Thursday, October 29, 2009

Wall Street's disconnect with jobs

BusinessWeek reported in its article Can Main Street Catch Up with Wall Street? that Ed Yardeni said "it's also possible that stock indexes could continue to rise even as U.S. workers continue to suffer. That could unfold if high rates of growth resume in China and the rest of the developing world. In other words, it's feasible that stocks in companies serving those emerging markets would gain value even as the U.S. economy -- and its workers --stagnate." Yardeni almost realized the truth; it is not only feasible, it is assured.

There is one huge reason why we think that jobs and Wall Street are joined at the hip: up until recently, the USA has been the world's economic powerhouse and the bastion of investing. When Wall Street stumbled we lost jobs -- and vice versa -- and so we naturally assumed that the two events were intrinsically related. Wall Street has always been only distantly related to American jobs; Wall Street is directly related to jobs no matter where they are.
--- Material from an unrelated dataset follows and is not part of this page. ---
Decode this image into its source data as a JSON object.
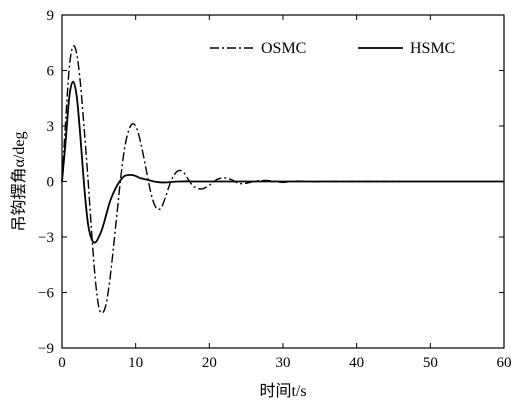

We used to produce far more than we consumed; today we import twice as much as we export, and most of those exports are low tech and/or agricultural products. Today China and Germany are the two largest exporters and so their jobs situation is more relevant to Wall Street. And now that many corporations have outsourced production, engineering, and customer service, the American angle is becoming far less important. Our media is doing a huge disservice to Americans by connecting them because people will think that because the recession is technically over, jobs will naturally follow.